7. NHA (National Health Accounts): Health Funding Sources
This tool offers answers to the critical questions such as who provides the funds for health, who manages the spending/budgets, what type of services and goods are purchased and who are the service providers. This global perspective offers an inside view that crosses expenditures over time, categories of spending and country. Data included is from the NHAs (National Health Accounts). Analysis through this tool can demonstrate the expenditures and resource flows for use in future decisions.
8. Global Mortality
Using data from 1970 through 2013, the viewer can walk through this data visualization that shows the mortality estimation process for adults and children covering 188 countries. This mortality visualization offers comparative data in step by step stages. The results of this information can assist in addressing specific health and lifestyle needs which can alter the directions from everything from funding to community assistance.
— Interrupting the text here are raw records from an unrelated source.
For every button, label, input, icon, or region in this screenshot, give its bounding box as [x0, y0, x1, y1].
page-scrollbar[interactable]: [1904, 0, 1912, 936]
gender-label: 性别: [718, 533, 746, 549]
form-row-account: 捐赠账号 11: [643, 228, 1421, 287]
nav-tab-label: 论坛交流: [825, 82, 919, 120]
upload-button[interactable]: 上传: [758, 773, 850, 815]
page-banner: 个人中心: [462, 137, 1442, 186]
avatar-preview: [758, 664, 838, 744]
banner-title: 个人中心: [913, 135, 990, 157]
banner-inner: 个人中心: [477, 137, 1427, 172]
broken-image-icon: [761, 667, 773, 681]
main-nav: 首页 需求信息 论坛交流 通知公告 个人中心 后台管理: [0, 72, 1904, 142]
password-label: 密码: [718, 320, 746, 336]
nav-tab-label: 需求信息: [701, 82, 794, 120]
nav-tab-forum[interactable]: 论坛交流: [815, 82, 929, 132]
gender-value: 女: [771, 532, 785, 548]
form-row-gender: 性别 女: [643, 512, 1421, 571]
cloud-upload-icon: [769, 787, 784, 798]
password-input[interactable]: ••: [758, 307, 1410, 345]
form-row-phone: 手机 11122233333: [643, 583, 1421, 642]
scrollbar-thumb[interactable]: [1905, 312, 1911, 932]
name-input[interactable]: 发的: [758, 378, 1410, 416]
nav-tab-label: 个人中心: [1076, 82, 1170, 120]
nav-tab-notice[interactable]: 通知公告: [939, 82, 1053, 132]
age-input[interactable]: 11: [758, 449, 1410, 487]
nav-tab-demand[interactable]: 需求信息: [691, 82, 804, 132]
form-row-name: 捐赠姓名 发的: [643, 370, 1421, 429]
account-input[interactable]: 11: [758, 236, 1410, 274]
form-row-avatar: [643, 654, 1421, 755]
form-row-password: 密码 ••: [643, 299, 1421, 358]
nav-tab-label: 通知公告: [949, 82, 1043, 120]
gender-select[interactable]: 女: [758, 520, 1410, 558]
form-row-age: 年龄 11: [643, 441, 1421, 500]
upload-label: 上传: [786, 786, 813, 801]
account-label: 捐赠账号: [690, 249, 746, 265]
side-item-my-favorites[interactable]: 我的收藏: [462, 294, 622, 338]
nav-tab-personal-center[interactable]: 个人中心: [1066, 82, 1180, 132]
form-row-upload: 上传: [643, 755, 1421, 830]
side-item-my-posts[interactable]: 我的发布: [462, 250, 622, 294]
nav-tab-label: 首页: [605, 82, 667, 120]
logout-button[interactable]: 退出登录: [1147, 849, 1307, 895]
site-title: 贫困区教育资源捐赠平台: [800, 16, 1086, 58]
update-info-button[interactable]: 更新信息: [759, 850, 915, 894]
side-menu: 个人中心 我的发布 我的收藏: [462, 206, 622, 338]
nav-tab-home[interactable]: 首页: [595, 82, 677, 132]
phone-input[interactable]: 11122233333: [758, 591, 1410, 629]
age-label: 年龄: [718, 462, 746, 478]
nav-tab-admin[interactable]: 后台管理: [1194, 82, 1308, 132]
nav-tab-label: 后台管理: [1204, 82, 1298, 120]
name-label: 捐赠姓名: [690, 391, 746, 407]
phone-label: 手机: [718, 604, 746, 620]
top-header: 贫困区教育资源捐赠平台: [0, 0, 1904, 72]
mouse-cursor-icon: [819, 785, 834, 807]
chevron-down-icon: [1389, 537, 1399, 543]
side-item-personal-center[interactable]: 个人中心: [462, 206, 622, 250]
9. Global Life Expectancy and Probability of Death
This data visualization for the global life expectancy and probability of death details the life expectancy around the globe. As the attention of health treatments are refocused around the world, it is assumed that there will be a cause and effect for both life expectancy and probability of death. This chart examines the changes in both of these variables covering the years of 1990 through 2013 for 188 countries. Data for probability of death encompasses information that can be viewed by location, age group, gender and year.
10. Global Obesity and Overweight Conditions
Obesity and being overweight weighs heavily on health conditions and life expectancy. This interactive chart covers a worldwide perspective from 1980 through 2013, demonstrating trends that can affect disease states and potential additional medical attention that will be needed. The data used for this chart was derived from published studies, reports and surveys and included information for height and weight through both self-reports and physical measurements. The comparison data was gauged using the standard BMI (body mass index).
The collection of information on health conditions on both a local and global scale can be honed down to create data visualizations that gives the medical communities around the world the ability to meet and exceed the needs for treatment, funding, and focus. Data visualization alters the perspective from a ‘guessing game’ to true causes and effect analysis and results.